RAPID TECHNOLOGICAL CHANGE AND NEW PRODUCT DEVELOPMENT
The intelligent automation industry is characterized by rapid technological
change and new product introductions and enhancements. The Company's ability to
remain competitive and its future success will depend in significant part upon
the technological quality of its products and processes relative to those of its
competitors and its ability both to continue to develop new and enhanced
products and to introduce such products at competitive prices and on a timely
and cost-effective basis. There can be no assurance that the Company will be
successful in selecting, developing and manufacturing new products or in
enhancing its existing products on a timely basis or at all, or that such new or
enhanced products will achieve market acceptance. The failure to successfully
select, develop and manufacture new products, or to timely enhance its existing
technologies and meet customers' technical specifications for any new products
or enhancements, or to successfully market new products, could materially
adversely affect the Company's business, financial condition and results of
operations. New technology or product introductions by the Company's competitors
could also cause a decline in sales or loss of market acceptance for the
Company's existing products or force the Company to significantly reduce the
prices of its existing products. The failure of the Company to develop,
manufacture and sell new products in quantities sufficient to offset a decline
in revenues from existing products or to manage product and related inventory
transitions successfully could have a material adverse effect on the Company's
business, financial condition and results of operations. The success of the
Company in developing, introducing, selling and supporting new and enhanced
products depends upon a variety of factors, including timely and efficient
completion of hardware and software design and development, timely and efficient
implementation of manufacturing processes and effective sales, marketing and
customer service. Because of the complexity of the Company's products,
significant delays may occur between a product's initial introduction and
commencement of the Company's volume production. The Company has from time to
time experienced delays in the introduction of, and certain technical and
manufacturing difficulties with, certain of its products and the Company may
experience technical and manufacturing difficulties and delays in future
introductions of new products and enhancements.
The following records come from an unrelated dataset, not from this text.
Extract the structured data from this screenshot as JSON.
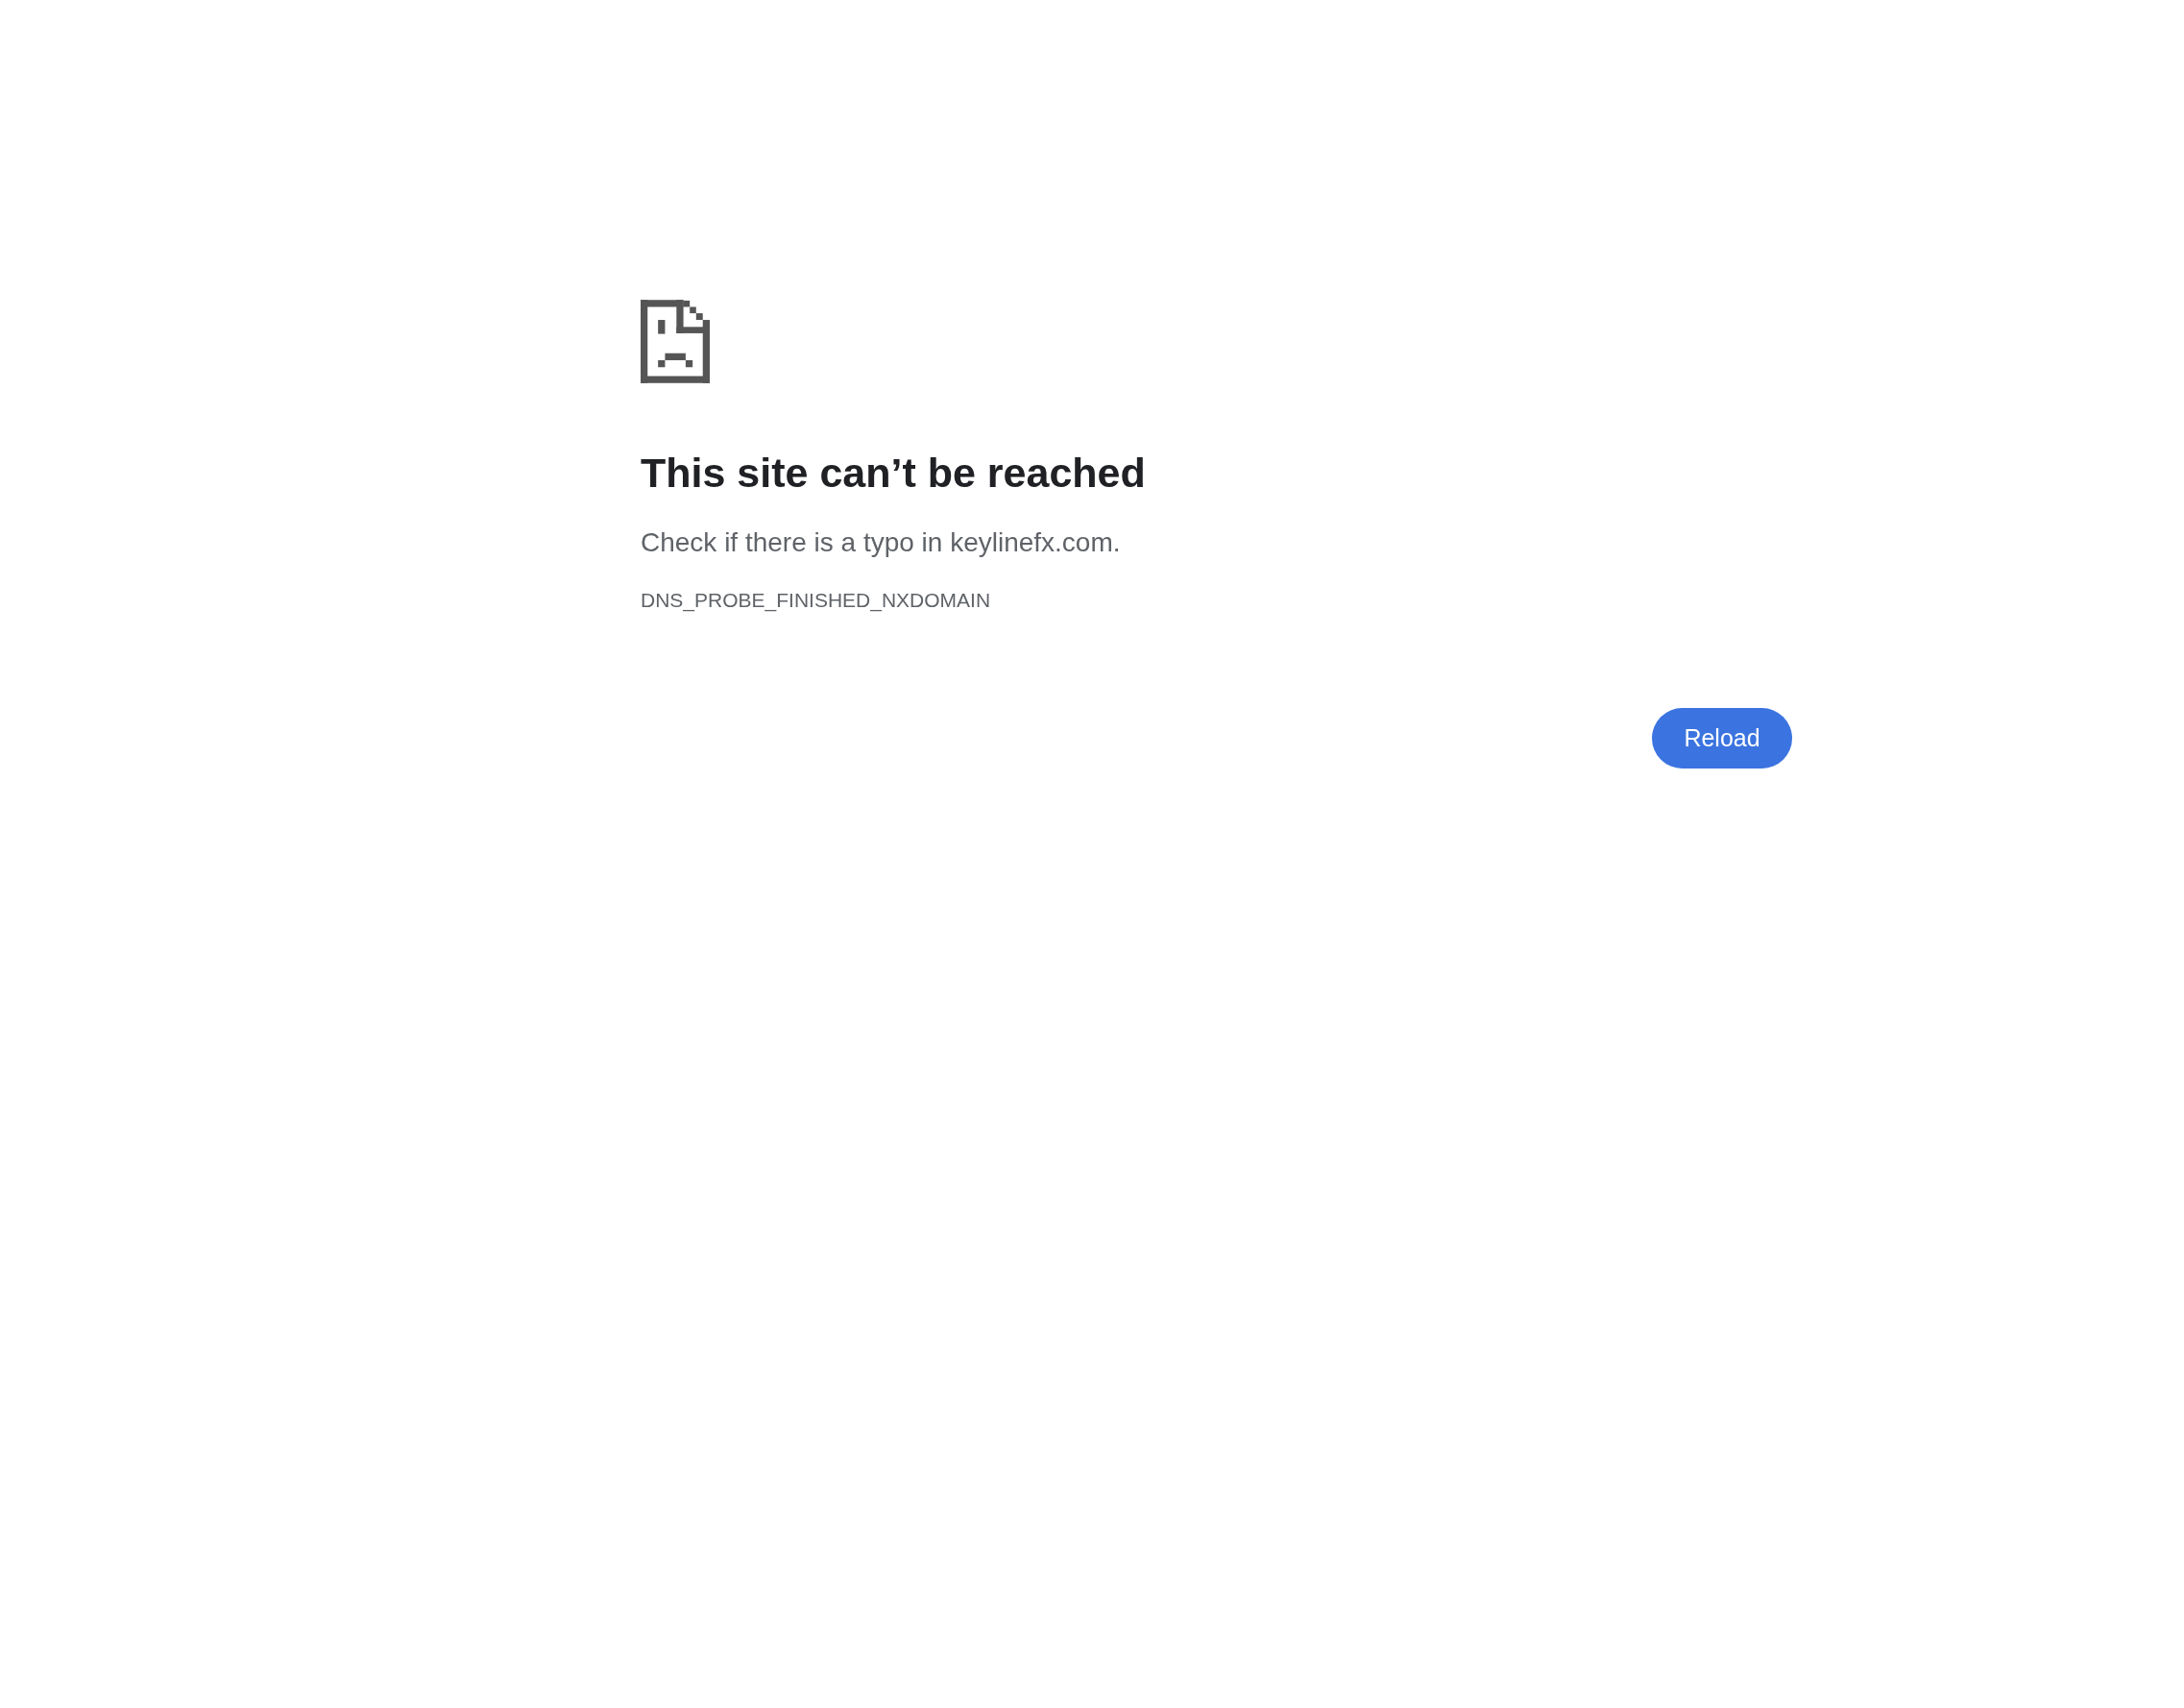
{
  "heading": "This site can’t be reached",
  "message": "Check if there is a typo in keylinefx.com.",
  "error_code": "DNS_PROBE_FINISHED_NXDOMAIN",
  "buttons": [
    {
      "label": "Reload"
    }
  ]
}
The Company's future success will depend on its ability to enhance its existing
products and to develop and introduce, on a timely and cost-effective basis, new
products and enhancements that keep pace with technological developments and
address the needs of its customers. The development and commercialization of new
products involve many risks, including the identification of new product
opportunities, the retention and hiring of appropriate research and development
personnel, the definition of the product's technical specifications and the
successful completion of the development process. Other risks would include the
successful marketing of the product, the risk of having customers embrace new
technological advances, additional customer service costs associated with
supporting new product introductions and additional customer service costs
required for field upgrades. There can be no assurance that the development of
these products will be completed in a timely manner or that such products will
achieve acceptance in the market. The development of these products has
required, and will require, the Company to expend significant financial and
management resources. If the Company is unable to successfully develop these or
other new products that respond to customer requirements or technological
changes, the Company's business, financial condition and results of operations
would be materially adversely affected.
SOFTWARE DEFECTS
New or existing software products or enhancements may contain errors or
performance problems when first introduced, when new versions or enhancements
are released or even after such products or enhancements have been used in the
marketplace for a period of time. Despite testing by the Company, such defects
may be discovered only after a product has been installed and used by customers.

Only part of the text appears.